Nine new cases were also recorded in Wilcannia, in the state’s far west.
It comes after NSW on Friday reported the highest daily death toll the state has seen in the pandemic.
Twelve people died in the 24 hours to 8pm on Thursday, including a mother of four in her 30s who died at home a day after being tested for the virus.
The death toll for the current NSW outbreak is 123.

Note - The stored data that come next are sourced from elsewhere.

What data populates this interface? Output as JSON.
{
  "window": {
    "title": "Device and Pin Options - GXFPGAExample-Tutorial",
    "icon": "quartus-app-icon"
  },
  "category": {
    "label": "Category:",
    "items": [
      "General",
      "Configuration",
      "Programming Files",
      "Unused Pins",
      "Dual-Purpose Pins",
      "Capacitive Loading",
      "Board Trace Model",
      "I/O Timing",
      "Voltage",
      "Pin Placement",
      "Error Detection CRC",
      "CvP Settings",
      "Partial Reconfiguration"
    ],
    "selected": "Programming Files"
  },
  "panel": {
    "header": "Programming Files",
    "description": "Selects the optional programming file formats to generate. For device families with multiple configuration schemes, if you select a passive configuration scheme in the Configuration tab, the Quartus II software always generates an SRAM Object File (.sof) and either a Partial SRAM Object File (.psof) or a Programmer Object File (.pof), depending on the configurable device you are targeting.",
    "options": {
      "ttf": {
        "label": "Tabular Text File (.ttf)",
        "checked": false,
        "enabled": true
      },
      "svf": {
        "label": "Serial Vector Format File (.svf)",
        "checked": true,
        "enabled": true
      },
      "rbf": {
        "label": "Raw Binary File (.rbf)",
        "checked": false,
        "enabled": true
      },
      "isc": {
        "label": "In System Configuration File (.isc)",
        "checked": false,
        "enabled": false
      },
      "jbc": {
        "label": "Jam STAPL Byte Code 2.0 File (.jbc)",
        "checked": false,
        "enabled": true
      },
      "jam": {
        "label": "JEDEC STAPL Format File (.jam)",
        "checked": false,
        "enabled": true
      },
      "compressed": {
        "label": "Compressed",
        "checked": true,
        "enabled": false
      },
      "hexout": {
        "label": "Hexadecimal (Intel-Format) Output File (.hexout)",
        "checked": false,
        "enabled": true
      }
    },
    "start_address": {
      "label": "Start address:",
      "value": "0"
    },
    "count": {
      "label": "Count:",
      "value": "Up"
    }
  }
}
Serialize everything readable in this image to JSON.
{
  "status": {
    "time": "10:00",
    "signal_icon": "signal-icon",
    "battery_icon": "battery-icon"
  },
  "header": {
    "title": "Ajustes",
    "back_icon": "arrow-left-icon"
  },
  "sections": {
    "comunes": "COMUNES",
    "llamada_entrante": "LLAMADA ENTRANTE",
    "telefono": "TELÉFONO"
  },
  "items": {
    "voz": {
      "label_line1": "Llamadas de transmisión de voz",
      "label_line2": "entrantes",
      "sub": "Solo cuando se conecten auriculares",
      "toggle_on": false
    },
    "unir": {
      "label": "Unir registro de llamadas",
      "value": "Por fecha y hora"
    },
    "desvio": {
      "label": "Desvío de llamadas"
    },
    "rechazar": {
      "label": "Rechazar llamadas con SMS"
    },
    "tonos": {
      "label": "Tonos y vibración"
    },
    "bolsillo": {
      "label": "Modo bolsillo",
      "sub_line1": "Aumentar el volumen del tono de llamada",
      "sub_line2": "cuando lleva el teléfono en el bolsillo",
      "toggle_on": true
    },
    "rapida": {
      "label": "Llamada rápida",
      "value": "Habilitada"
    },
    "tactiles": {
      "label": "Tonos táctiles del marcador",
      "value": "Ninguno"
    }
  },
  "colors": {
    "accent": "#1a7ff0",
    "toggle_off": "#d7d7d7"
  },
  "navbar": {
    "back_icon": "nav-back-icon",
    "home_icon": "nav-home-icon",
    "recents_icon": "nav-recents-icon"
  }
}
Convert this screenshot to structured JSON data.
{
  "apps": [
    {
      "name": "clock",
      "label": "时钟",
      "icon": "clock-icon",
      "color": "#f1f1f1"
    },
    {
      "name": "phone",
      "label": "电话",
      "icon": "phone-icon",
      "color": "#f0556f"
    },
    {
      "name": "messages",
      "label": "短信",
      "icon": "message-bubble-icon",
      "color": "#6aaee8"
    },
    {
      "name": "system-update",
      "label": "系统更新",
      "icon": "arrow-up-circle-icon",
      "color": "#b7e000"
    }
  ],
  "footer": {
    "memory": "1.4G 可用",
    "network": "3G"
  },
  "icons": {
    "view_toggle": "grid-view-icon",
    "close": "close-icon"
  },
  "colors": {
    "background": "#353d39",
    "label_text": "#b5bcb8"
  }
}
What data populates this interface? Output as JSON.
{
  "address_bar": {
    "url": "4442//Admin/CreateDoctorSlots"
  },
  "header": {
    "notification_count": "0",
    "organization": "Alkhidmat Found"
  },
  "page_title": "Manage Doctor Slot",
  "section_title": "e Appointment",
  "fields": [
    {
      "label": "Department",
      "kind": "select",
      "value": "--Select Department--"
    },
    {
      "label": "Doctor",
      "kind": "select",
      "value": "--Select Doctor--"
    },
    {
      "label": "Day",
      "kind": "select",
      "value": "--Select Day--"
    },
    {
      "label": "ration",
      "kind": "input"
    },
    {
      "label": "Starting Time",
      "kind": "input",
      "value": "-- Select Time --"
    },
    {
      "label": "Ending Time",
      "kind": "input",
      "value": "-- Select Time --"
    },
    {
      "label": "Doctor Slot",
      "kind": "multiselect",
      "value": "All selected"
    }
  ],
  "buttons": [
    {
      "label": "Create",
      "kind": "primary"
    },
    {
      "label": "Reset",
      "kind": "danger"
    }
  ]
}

Meanwhile NSW government ministers and parliamentary secretaries will boycott sittings of the parliament’s upper house, essentially thwarting them, over concerns any meetings could be a super spreading event.
Chief Health Officer Kerry Chant wrote to the president of the Legislative Council and later met with representatives of all political parties in the upper house to note the significant risk of transmission in parliament and the risk of seeding in regional communities when MPs and staff return home.
The government position was that sittings should be deferred, as done for the lower house, but the president of the Legislative Council Matthew Mason Cox determined it was appropriate for the council to sit, Leader of the House Damien Tudehope said.
“At a time when we’re asking everyone in NSW to make sacrifices to keep us all safe, it is unprincipled and dangerous for politicians to reject the health advice to pursue their own political agenda,” he said in a statement.
“It is important for all community leaders to set an example, therefore ministers and parliamentary secretaries will not resume sitting until the health advice provides that it is safe to do so.”
According to Legislative Council rules, the upper house cannot meet unless a minister is present.
Opposition MPs have argued the sittings are essential to allow scrutiny of the government response to the current outbreak.
Greater Sydney has now been locked down for ten weeks and the rest of the state for almost three weeks.
The stay-at-home orders are in place for at least another week.